Mercer Key Observations and Recommendations
Over the past few years, companies have been taking a more proactive approach to shareholder engagement in light of shareholder votes on executive compensation in the US, UK and Canada. Instead of reacting to specific challenges, companies are speaking directly with shareholders to determine their concerns. What are typical shareholder engagement practices? How has the type of shareholder base influenced shareholder engagement? Who typically initiates dialogue, and who participates from the company and on the investors’ side? Are there typical topics for engagement or ones to avoid?
How does each country's approach to say on pay influence executive pay engagement?

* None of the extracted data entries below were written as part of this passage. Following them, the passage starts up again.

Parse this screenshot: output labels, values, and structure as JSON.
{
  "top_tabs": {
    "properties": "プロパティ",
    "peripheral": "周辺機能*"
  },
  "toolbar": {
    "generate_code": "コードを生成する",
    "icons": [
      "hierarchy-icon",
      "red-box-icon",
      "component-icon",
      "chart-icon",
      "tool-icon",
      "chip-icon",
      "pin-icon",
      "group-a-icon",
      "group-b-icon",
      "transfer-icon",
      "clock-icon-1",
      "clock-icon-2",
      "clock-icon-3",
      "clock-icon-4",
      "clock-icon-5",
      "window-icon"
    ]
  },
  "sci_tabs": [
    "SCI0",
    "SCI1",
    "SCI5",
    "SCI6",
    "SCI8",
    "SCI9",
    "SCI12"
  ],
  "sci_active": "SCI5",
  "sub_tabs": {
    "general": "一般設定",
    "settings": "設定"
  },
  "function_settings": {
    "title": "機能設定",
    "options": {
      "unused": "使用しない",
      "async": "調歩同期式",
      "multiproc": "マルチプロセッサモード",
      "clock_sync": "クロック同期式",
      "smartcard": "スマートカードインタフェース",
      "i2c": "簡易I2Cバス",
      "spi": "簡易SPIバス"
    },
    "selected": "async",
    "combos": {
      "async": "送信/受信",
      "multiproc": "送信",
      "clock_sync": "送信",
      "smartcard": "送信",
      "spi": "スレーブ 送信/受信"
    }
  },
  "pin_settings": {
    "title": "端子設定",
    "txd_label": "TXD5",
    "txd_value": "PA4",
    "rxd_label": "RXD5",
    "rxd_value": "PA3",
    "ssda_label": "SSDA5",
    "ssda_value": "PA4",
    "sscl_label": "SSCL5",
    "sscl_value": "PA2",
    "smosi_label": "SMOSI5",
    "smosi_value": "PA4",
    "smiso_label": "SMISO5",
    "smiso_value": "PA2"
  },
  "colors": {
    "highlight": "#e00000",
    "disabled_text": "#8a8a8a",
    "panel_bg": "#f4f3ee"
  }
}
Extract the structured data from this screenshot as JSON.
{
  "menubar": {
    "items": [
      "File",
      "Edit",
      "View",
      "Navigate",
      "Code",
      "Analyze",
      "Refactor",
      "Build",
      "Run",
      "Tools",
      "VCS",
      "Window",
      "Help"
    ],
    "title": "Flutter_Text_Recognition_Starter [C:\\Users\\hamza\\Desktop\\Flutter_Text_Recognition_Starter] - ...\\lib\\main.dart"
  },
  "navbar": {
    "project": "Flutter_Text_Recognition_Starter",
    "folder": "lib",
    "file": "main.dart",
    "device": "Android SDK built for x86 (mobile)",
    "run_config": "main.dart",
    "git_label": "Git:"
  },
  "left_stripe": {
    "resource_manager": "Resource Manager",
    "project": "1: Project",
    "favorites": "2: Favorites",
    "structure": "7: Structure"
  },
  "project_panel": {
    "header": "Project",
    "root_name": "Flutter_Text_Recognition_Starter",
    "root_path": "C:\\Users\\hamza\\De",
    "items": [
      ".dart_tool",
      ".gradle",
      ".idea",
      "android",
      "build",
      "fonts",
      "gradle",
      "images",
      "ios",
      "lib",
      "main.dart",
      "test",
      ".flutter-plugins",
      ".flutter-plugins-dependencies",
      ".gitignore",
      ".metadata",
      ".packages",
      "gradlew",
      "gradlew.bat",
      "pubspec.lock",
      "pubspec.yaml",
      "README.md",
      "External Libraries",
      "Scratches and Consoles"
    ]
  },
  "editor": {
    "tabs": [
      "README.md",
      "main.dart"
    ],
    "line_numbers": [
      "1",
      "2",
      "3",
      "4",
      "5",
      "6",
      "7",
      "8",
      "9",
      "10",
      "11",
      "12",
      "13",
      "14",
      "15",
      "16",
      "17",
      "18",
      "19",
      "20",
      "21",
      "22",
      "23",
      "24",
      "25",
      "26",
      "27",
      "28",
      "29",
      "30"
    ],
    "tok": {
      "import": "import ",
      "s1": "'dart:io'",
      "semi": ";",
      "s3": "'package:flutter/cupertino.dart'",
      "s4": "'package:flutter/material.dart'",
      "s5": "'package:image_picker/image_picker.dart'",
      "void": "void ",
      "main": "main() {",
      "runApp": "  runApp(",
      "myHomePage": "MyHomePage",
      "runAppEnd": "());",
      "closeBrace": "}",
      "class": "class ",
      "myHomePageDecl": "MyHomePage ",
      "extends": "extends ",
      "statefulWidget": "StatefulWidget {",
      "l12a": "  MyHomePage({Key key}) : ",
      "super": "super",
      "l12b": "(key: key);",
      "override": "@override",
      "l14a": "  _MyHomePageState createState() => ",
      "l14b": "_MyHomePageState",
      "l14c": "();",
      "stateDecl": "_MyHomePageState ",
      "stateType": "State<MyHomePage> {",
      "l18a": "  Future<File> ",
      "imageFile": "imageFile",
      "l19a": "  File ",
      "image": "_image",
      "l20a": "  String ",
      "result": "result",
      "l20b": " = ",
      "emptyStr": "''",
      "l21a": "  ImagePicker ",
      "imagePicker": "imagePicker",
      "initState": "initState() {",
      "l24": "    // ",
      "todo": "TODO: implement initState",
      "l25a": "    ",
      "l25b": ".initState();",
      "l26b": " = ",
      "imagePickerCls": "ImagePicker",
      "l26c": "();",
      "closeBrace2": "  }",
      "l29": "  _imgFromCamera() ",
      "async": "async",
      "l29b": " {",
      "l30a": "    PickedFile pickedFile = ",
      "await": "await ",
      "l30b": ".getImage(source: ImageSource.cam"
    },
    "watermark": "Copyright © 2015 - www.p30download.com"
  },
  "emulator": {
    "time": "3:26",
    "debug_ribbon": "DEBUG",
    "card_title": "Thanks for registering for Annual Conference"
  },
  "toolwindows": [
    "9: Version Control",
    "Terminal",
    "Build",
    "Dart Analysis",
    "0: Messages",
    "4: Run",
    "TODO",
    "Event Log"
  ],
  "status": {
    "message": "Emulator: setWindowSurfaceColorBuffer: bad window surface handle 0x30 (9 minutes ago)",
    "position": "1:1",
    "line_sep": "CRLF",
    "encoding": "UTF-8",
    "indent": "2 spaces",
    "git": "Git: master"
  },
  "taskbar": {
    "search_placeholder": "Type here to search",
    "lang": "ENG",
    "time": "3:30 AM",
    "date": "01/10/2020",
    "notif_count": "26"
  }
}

US: Companies are pushing back on investors for relying too heavily on proxy advisors and not engaging in dialogue.
UK: Companies are becoming more conservative, focusing on getting the DRR disclosure right and trying not to change plans too much. Ironically, because the appetite to change pay plans has lessened, the dialogue has decreased.
Canada: Say on pay in Canada is non-binding has not affected the prevalence of say-on-pay votes among large and midsize companies. Most major issuers in Canada understand that this is now an expected practice.
As engagement increases, does this put less power in the hands of the proxy advisors?
US: Many investors are required to apply a consistent voting policy, and if they veer from the policy, they have to document the reason. This handcuffs some investors.
UK: It would be good if proxy advisors had less influence, but institutional shareholders don’t have the resources to liaise effectively with all the companies that might wish to engage.
Canada: Notwithstanding an expected increase in board/shareholder dialogue, it’s hard to foresee their power diminishing in the near future.